Monrovia — Residents of Airfield Community have vowed to join the band of demonstrators, planning to protest in demand for electricity from the Liberia Electricity Cooperation (LEC).
According to residents, they have been out of electricity for several weeks after the transformer blow-off.
The residents told FrontPageAfrica they have written several communications to the management of LEC since the transformer was destroyed but to no avail.
Moses Kanmoon, one of the protest organizers, said "LEC do not like diplomacy and as such, the only language they respond to fast is protest".
"If our stakeholders in the community have engaged them on many occasions and no result, we need to move on the street like the way the people of Jallah Town, Sinkor, and Cadwell did and they got theirs. We can do the same since they are wasting time to come and restore our light," he said.
Jerry Kromah, another resident, said the planned protest will be stage on the Wroto Town - Sharks' Junction road.
"When we block that road for three days in row with our placards will grab the attention of the world and the world will know that LEC is a very unserious entity to depend on," he said.
He said the community spent both the Christmas and New Year in darkness since the their transformer went off.
"It is so shameful for a company like LEC to be careless to the extent of not being able to change a single transformer when we are buying our current every day, what do they want us to do before we can get our transformer back, we have no option but to stage a very serious protest," he explained.

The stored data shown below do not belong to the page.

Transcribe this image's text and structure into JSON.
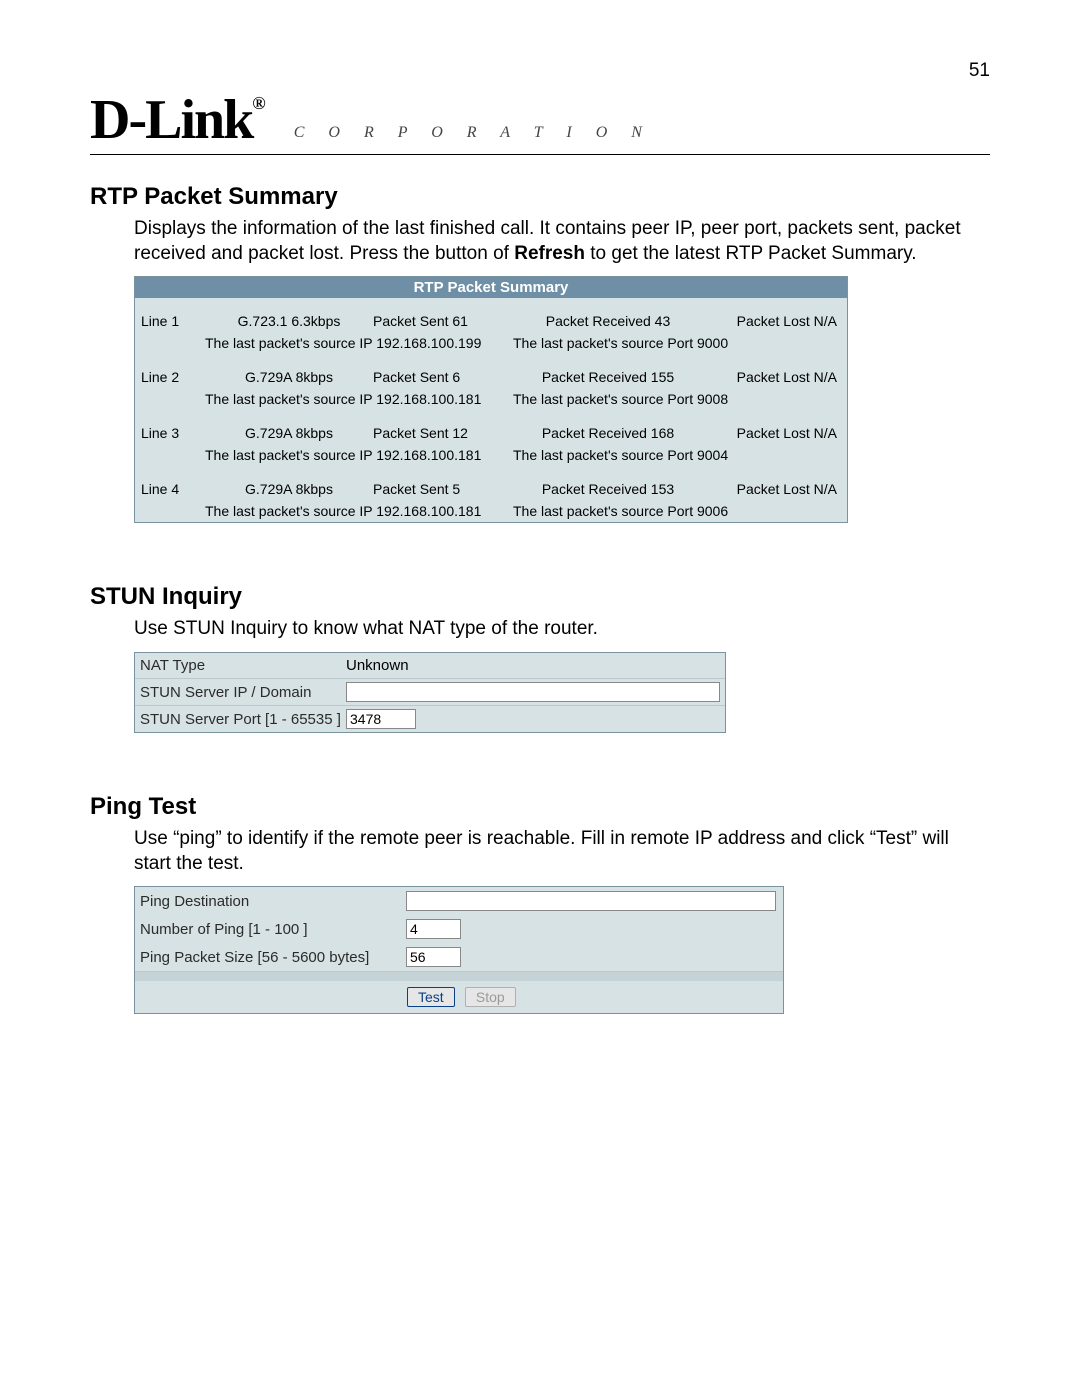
{
  "page_number": "51",
  "brand": {
    "name": "D-Link",
    "tagline": "C O R P O R A T I O N"
  },
  "rtp": {
    "title": "RTP Packet Summary",
    "desc_pre": "Displays the information of the last finished call. It contains peer IP, peer port, packets sent, packet received and packet lost. Press the button of ",
    "desc_bold": "Refresh",
    "desc_post": " to get the latest RTP Packet Summary.",
    "panel_title": "RTP Packet Summary",
    "lines": [
      {
        "line": "Line 1",
        "codec": "G.723.1 6.3kbps",
        "sent": "Packet Sent 61",
        "recv": "Packet Received 43",
        "lost": "Packet Lost N/A",
        "src_ip": "The last packet's source IP 192.168.100.199",
        "src_port": "The last packet's source Port 9000"
      },
      {
        "line": "Line 2",
        "codec": "G.729A 8kbps",
        "sent": "Packet Sent 6",
        "recv": "Packet Received 155",
        "lost": "Packet Lost N/A",
        "src_ip": "The last packet's source IP 192.168.100.181",
        "src_port": "The last packet's source Port 9008"
      },
      {
        "line": "Line 3",
        "codec": "G.729A 8kbps",
        "sent": "Packet Sent 12",
        "recv": "Packet Received 168",
        "lost": "Packet Lost N/A",
        "src_ip": "The last packet's source IP 192.168.100.181",
        "src_port": "The last packet's source Port 9004"
      },
      {
        "line": "Line 4",
        "codec": "G.729A 8kbps",
        "sent": "Packet Sent 5",
        "recv": "Packet Received 153",
        "lost": "Packet Lost N/A",
        "src_ip": "The last packet's source IP 192.168.100.181",
        "src_port": "The last packet's source Port 9006"
      }
    ]
  },
  "stun": {
    "title": "STUN Inquiry",
    "desc": "Use STUN Inquiry to know what NAT type of the router.",
    "rows": {
      "nat_type_label": "NAT Type",
      "nat_type_value": "Unknown",
      "server_label": "STUN Server IP / Domain",
      "server_value": "",
      "port_label": "STUN Server Port [1 - 65535 ]",
      "port_value": "3478"
    }
  },
  "ping": {
    "title": "Ping Test",
    "desc": "Use “ping” to identify if the remote peer is reachable. Fill in remote IP address and click “Test” will start the test.",
    "rows": {
      "dest_label": "Ping Destination",
      "dest_value": "",
      "count_label": "Number of Ping [1 - 100 ]",
      "count_value": "4",
      "size_label": "Ping Packet Size [56 - 5600 bytes]",
      "size_value": "56"
    },
    "test_btn": "Test",
    "stop_btn": "Stop"
  }
}
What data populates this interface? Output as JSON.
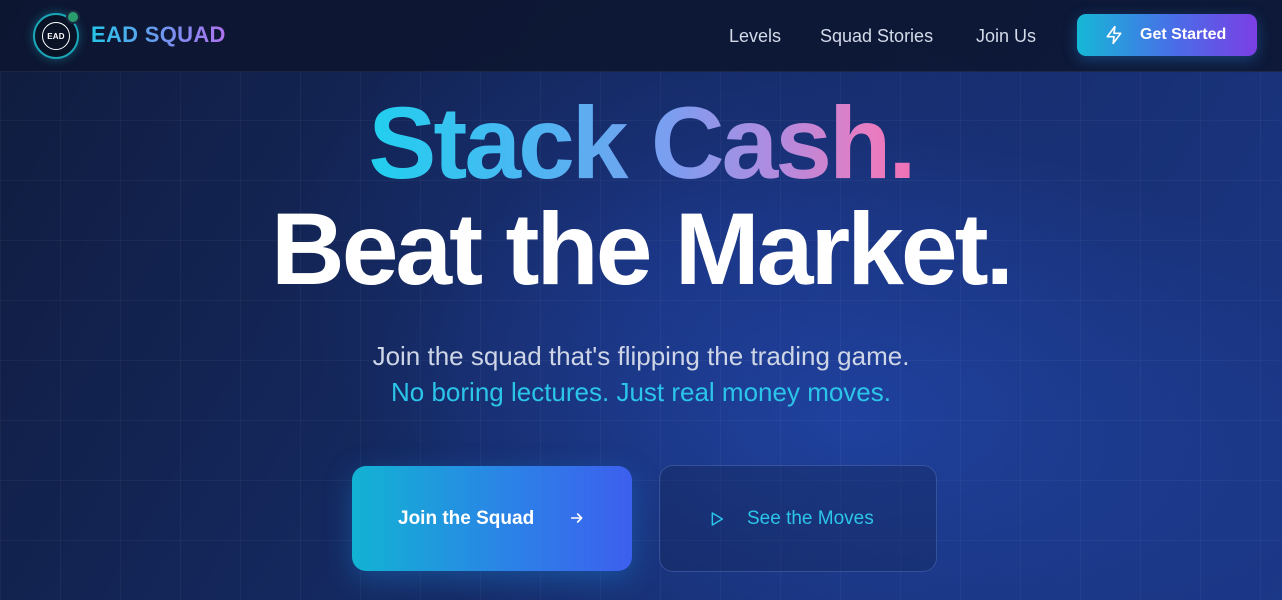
{
  "nav": {
    "logo_text": "EAD",
    "brand": "EAD SQUAD",
    "links": [
      "Levels",
      "Squad Stories",
      "Join Us"
    ],
    "cta_label": "Get Started"
  },
  "hero": {
    "headline_line1": "Stack Cash.",
    "headline_line2": "Beat the Market.",
    "subtitle_line1": "Join the squad that's flipping the trading game.",
    "subtitle_line2": "No boring lectures. Just real money moves."
  },
  "actions": {
    "primary_label": "Join the Squad",
    "secondary_label": "See the Moves"
  },
  "colors": {
    "accent_cyan": "#2cc5ea",
    "accent_purple": "#7b3fe4",
    "accent_pink": "#ef6fb5",
    "background": "#152a63"
  },
  "icons": {
    "cta": "lightning-bolt-icon",
    "primary": "arrow-right-icon",
    "secondary": "play-icon"
  }
}
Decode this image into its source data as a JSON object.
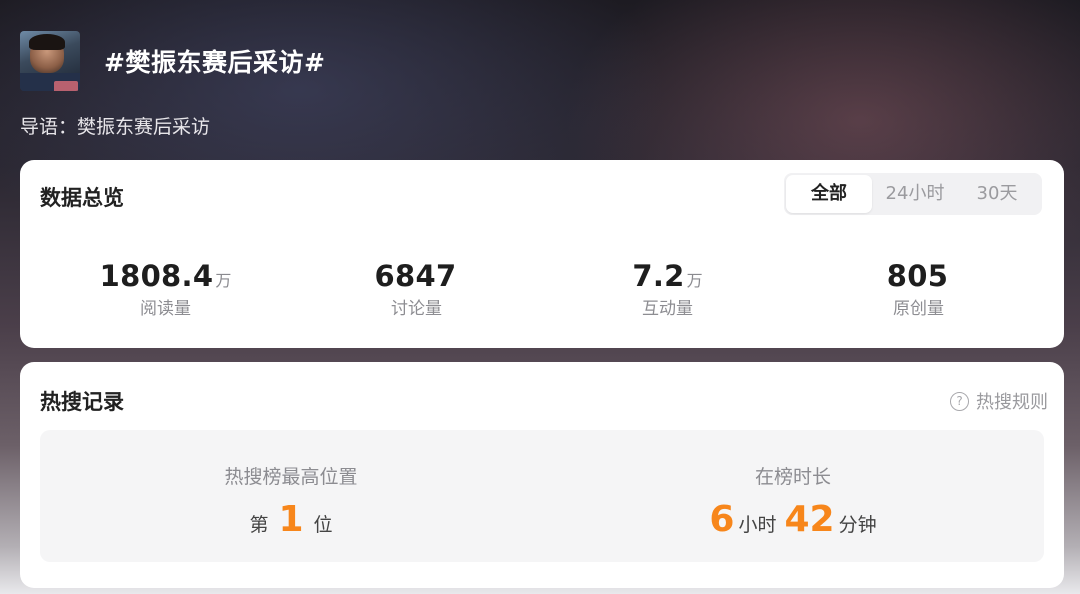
{
  "header": {
    "title": "#樊振东赛后采访#",
    "lead": "导语：樊振东赛后采访"
  },
  "overview": {
    "title": "数据总览",
    "tabs": [
      "全部",
      "24小时",
      "30天"
    ],
    "active_tab": "全部",
    "stats": [
      {
        "value": "1808.4",
        "unit": "万",
        "label": "阅读量"
      },
      {
        "value": "6847",
        "unit": "",
        "label": "讨论量"
      },
      {
        "value": "7.2",
        "unit": "万",
        "label": "互动量"
      },
      {
        "value": "805",
        "unit": "",
        "label": "原创量"
      }
    ]
  },
  "hot": {
    "title": "热搜记录",
    "rules_label": "热搜规则",
    "rules_icon": "help-circle-icon",
    "highest": {
      "label": "热搜榜最高位置",
      "prefix": "第",
      "rank": "1",
      "suffix": "位"
    },
    "duration": {
      "label": "在榜时长",
      "hours": "6",
      "hours_unit": "小时",
      "minutes": "42",
      "minutes_unit": "分钟"
    }
  },
  "colors": {
    "accent": "#f7861b",
    "card_bg": "#ffffff",
    "panel_bg": "#f5f5f6"
  }
}
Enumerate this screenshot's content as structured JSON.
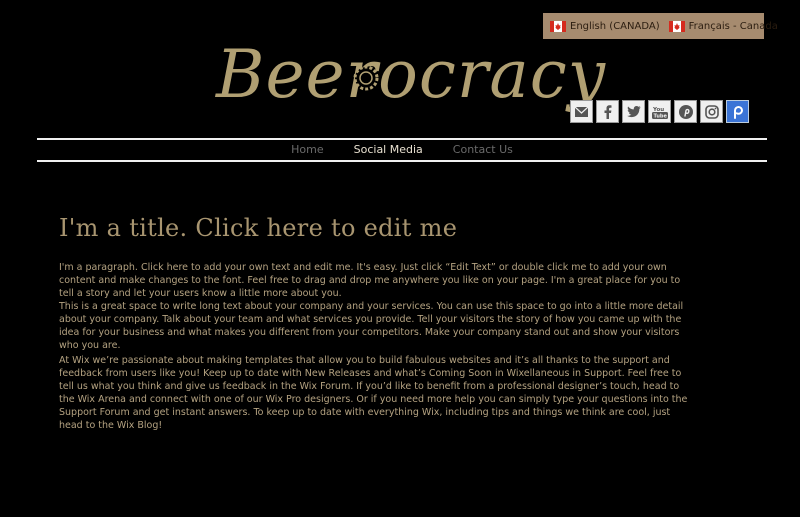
{
  "language_selector": {
    "items": [
      {
        "label": "English (CANADA)",
        "flag": "canada-flag-icon"
      },
      {
        "label": "Français - Canada",
        "flag": "canada-flag-icon"
      }
    ],
    "background": "#a68b6f"
  },
  "logo": {
    "text": "Beerocracy",
    "color": "#b09f72"
  },
  "social_icons": [
    "envelope-icon",
    "facebook-icon",
    "twitter-icon",
    "youtube-icon",
    "pinterest-icon",
    "instagram-icon",
    "patreon-icon"
  ],
  "nav": {
    "items": [
      {
        "label": "Home",
        "active": false
      },
      {
        "label": "Social Media",
        "active": true
      },
      {
        "label": "Contact Us",
        "active": false
      }
    ]
  },
  "main": {
    "title": "I'm a title. Click here to edit me",
    "paragraph1_line1": "I'm a paragraph. Click here to add your own text and edit me. It's easy. Just click “Edit Text” or double click me to add your own content and make changes to the font. Feel free to drag and drop me anywhere you like on your page. I'm a great place for you to tell a story and let your users know a little more about you.",
    "paragraph1_line2": "This is a great space to write long text about your company and your services. You can use this space to go into a little more detail about your company. Talk about your team and what services you provide. Tell your visitors the story of how you came up with the idea for your business and what makes you different from your competitors. Make your company stand out and show your visitors who you are.",
    "paragraph2": "At Wix we’re passionate about making templates that allow you to build fabulous websites and it’s all thanks to the support and feedback from users like you! Keep up to date with New Releases and what’s Coming Soon in Wixellaneous in Support. Feel free to tell us what you think and give us feedback in the Wix Forum. If you’d like to benefit from a professional designer’s touch, head to the Wix Arena and connect with one of our Wix Pro designers. Or if you need more help you can simply type your questions into the Support Forum and get instant answers. To keep up to date with everything Wix, including tips and things we think are cool, just head to the Wix Blog!"
  },
  "colors": {
    "background": "#000000",
    "accent": "#a89570",
    "text": "#b4a281"
  }
}
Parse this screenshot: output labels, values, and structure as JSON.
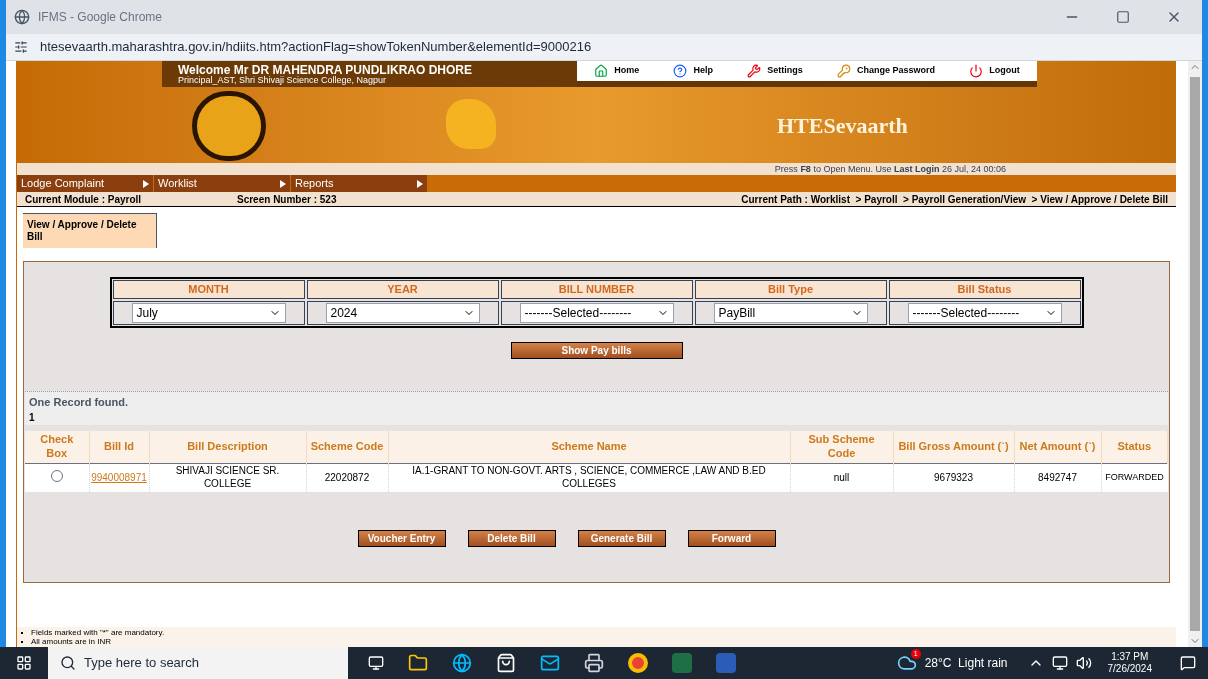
{
  "browser": {
    "title": "IFMS - Google Chrome",
    "url": "htesevaarth.maharashtra.gov.in/hdiits.htm?actionFlag=showTokenNumber&elementId=9000216"
  },
  "header": {
    "welcome": "Welcome Mr DR MAHENDRA PUNDLIKRAO DHORE",
    "designation": "Principal_AST, Shri Shivaji Science College, Nagpur",
    "brand": "HTESevaarth",
    "top_links": [
      {
        "label": "Home",
        "kind": "home"
      },
      {
        "label": "Help",
        "kind": "help"
      },
      {
        "label": "Settings",
        "kind": "settings"
      },
      {
        "label": "Change Password",
        "kind": "key"
      },
      {
        "label": "Logout",
        "kind": "power"
      }
    ],
    "hint": "Press **F8** to Open Menu. Use **Last Login** 26 Jul, 24 00:06"
  },
  "menu": [
    {
      "label": "Lodge Complaint"
    },
    {
      "label": "Worklist"
    },
    {
      "label": "Reports"
    }
  ],
  "status": {
    "module": "Current Module : Payroll",
    "screen": "Screen Number : 523",
    "path": "Current Path : Worklist  > Payroll  > Payroll Generation/View  > View / Approve / Delete Bill"
  },
  "tabs": [
    {
      "label": "View / Approve / Delete Bill",
      "selected": true
    }
  ],
  "filters": [
    {
      "label": "MONTH",
      "value": "July"
    },
    {
      "label": "YEAR",
      "value": "2024"
    },
    {
      "label": "BILL NUMBER",
      "value": "-------Selected--------"
    },
    {
      "label": "Bill Type",
      "value": "PayBill"
    },
    {
      "label": "Bill Status",
      "value": "-------Selected--------"
    }
  ],
  "show_button": "Show Pay bills",
  "result": {
    "message": "One Record found.",
    "page": "1"
  },
  "table": {
    "columns": [
      "Check Box",
      "Bill Id",
      "Bill Description",
      "Scheme Code",
      "Scheme Name",
      "Sub Scheme Code",
      "Bill Gross Amount (`)",
      "Net Amount (`)",
      "Status"
    ],
    "rows": [
      {
        "selected": false,
        "bill_id": "9940008971",
        "description": "SHIVAJI SCIENCE SR. COLLEGE",
        "scheme_code": "22020872",
        "scheme_name": "IA.1-GRANT TO NON-GOVT. ARTS , SCIENCE, COMMERCE ,LAW AND B.ED COLLEGES",
        "sub_scheme_code": "null",
        "gross": "9679323",
        "net": "8492747",
        "status": "FORWARDED"
      }
    ]
  },
  "actions": [
    "Voucher Entry",
    "Delete Bill",
    "Generate Bill",
    "Forward"
  ],
  "footer": {
    "notes": [
      "Fields marked with \"*\" are mandatory.",
      "All amounts are in INR"
    ]
  },
  "taskbar": {
    "search": "Type here to search",
    "weather": "28°C  Light rain",
    "time": "1:37 PM",
    "date": "7/26/2024",
    "notification_count": "1"
  }
}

The angry residents, however, failed to disclose the exact date it will hold the protest.
"We will not tell anybody about when we will stage that protest because when we tell them, the entire place will be flooded with PSU and ERU police officers, just how we are sleeping in darkness and cannot use the tokens we bought for our current, we will take them by surprise and we want the president to know how we have been treated by LEC," James Darkar another resident added.
The damage of the transformer in the community is also causing security threat in the area. Police depots in the area including the Salem Depot is without electricity.
One police officer, who prefer not to be named, told FrontPageAfrica that preventing crimes has become difficult for them on duty at night due to the lack of electricity.
"My brother, electricity is a security by itself but when the place is dark criminals take advantage of the situation to steal. Look, the other day Sharks Entertainment generator room was broken into and the lady generator battery was stolen, and that incident happened right near the police station, but we cannot speak up loud on these things because our bosses are listening," the officer said.
In early December 2018, aggrieved residents of Caldwell set up roadblocks and burned tires in the middle of the main road which leads to the Mount Coffee Hydro in protest over the failure of the LEC to supply them electricity.
The blockade left several commuters, including students and marketers stranded for more than five hours.
The Caldwell residents accused the LEC of marginalizing and discriminating against them while using their township as a transit point to supply other communities.
In Mid-December the LEC management embarked on the installation of 96 transformers across several communities in Monrovia and its environs.
Some of the communities that have benefited are Police Academy, PHP, Lover Street, Edwin Snowe Community in Paynesville, 14th and 20th Streets in Sinkor, Wroto Town and Lower New Georgia amongst others, the LEC said. It is unclear whether the management is considering the replacement of other damaged transformers in several affected communities.